If you missed the interview, remember that this can be heard via the archive of the broadcast. That is true of all the shows mentioned but keep in mind that the archives will not be up forever if they are at stations (as opposed to at the program's own website).

In addition to the coverage noted above, Mike covered WBAI's Wakeup Call on Monday and Tuesday; Rebecca covered KPFA's Flashpoints, throughout the week, early Tuesday morning, Tuesday night (wonderful interview with Rita Moreno) and Wednesday (Michael Ratner was one of the guests); Elaine covered WBAI's Cat Radio Cafe on Monday; and Kat covered the KPFA Evening News (Wednesday broadcast) and KPFA's Guns and Butter. On C.I.'s end, there are the heads up announcements and the efforts to work the news programs into the Iraq snapshot feature. This Sunday, The Third Estate Sunday Review will be covering Kris Welch's Living Room which airs on KPFA Thursdays and Friday. I do intend to do a brief report on Saturday. Brief because I will be in NYC for the Saturday demonstration and march that Mr. Ratner noted on Law and Disorder.
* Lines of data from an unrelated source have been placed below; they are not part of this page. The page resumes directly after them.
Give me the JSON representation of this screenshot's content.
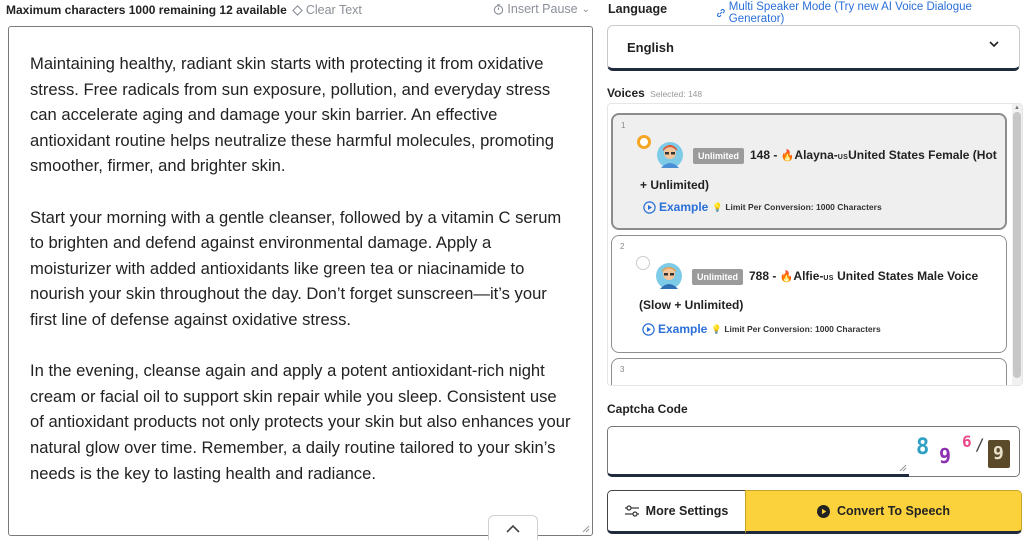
{
  "toolbar": {
    "max_chars_text": "Maximum characters 1000 remaining 12 available",
    "clear_text": "Clear Text",
    "insert_pause": "Insert Pause"
  },
  "editor": {
    "paragraphs": [
      "Maintaining healthy, radiant skin starts with protecting it from oxidative stress. Free radicals from sun exposure, pollution, and everyday stress can accelerate aging and damage your skin barrier. An effective antioxidant routine helps neutralize these harmful molecules, promoting smoother, firmer, and brighter skin.",
      "Start your morning with a gentle cleanser, followed by a vitamin C serum to brighten and defend against environmental damage. Apply a moisturizer with added antioxidants like green tea or niacinamide to nourish your skin throughout the day. Don’t forget sunscreen—it’s your first line of defense against oxidative stress.",
      "In the evening, cleanse again and apply a potent antioxidant-rich night cream or facial oil to support skin repair while you sleep. Consistent use of antioxidant products not only protects your skin but also enhances your natural glow over time. Remember, a daily routine tailored to your skin’s needs is the key to lasting health and radiance."
    ]
  },
  "language": {
    "label": "Language",
    "multi_speaker_link": "Multi Speaker Mode (Try new AI Voice Dialogue Generator)",
    "selected": "English"
  },
  "voices": {
    "label": "Voices",
    "selected_count": "Selected: 148",
    "items": [
      {
        "index": "1",
        "badge": "Unlimited",
        "id_prefix": "148 -",
        "name": "Alayna-",
        "country_code": "US",
        "desc_line1": "United States Female (Hot",
        "desc_line2": "+ Unlimited)",
        "example": "Example",
        "limit": "Limit Per Conversion: 1000 Characters",
        "selected": true
      },
      {
        "index": "2",
        "badge": "Unlimited",
        "id_prefix": "788 -",
        "name": "Alfie-",
        "country_code": "US",
        "desc_line1": " United States Male Voice",
        "desc_line2": "(Slow + Unlimited)",
        "example": "Example",
        "limit": "Limit Per Conversion: 1000 Characters",
        "selected": false
      },
      {
        "index": "3"
      }
    ]
  },
  "captcha": {
    "label": "Captcha Code",
    "chars": [
      "8",
      "9",
      "6",
      "/",
      "9"
    ]
  },
  "actions": {
    "more_settings": "More Settings",
    "convert": "Convert To Speech"
  },
  "colors": {
    "accent_yellow": "#fcd23c",
    "link_blue": "#2a6fd8",
    "radio_orange": "#f5a623"
  }
}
A heads up to something Wally first saw at Danny Schechter's News Dissector:

David Swanson writes:
I'll be co-hosting with Verna Avery-Brown of Pacifica Radio, a live broadcast on Pacifica from 8:30-11 a.m. ET on Thursday, April 27, of a forum on Capitol Hill hosted by Congresswomen Lynn Woolsey and Barbara Lee.

Also a big thank you to the following for helping me pull together a report Saturday despite the posting problems:

My granddaughter Tracey;
Dallas who always locates the links even when I am less than clear;
The Third Estate Sunday Review's Dona, Jess, Ty, Ava and Jim;
Rebecca of Sex and Politics and Screeds and Attitude;
Betty of Thomas Friedman Is a Great Man;
C.I. of The Common Ills and The Third Estate Sunday Review;
Kat of Kat's Korner (of The Common Ills);
Cedric of Cedric's Big Mix;
Mike of Mikey Likes It!;
Elaine of Like Maria Said Paz;
and Wally of The Daily Jot

It was the combined work and encouragement of everyone above that allowed a report to be completed. Repeatedly losing the post was very discouraging and reason, or excuse, for me to stick to e-mailing in the entries and letting C.I. post them. Take action this weekend and make your voice heard, regardless of your location.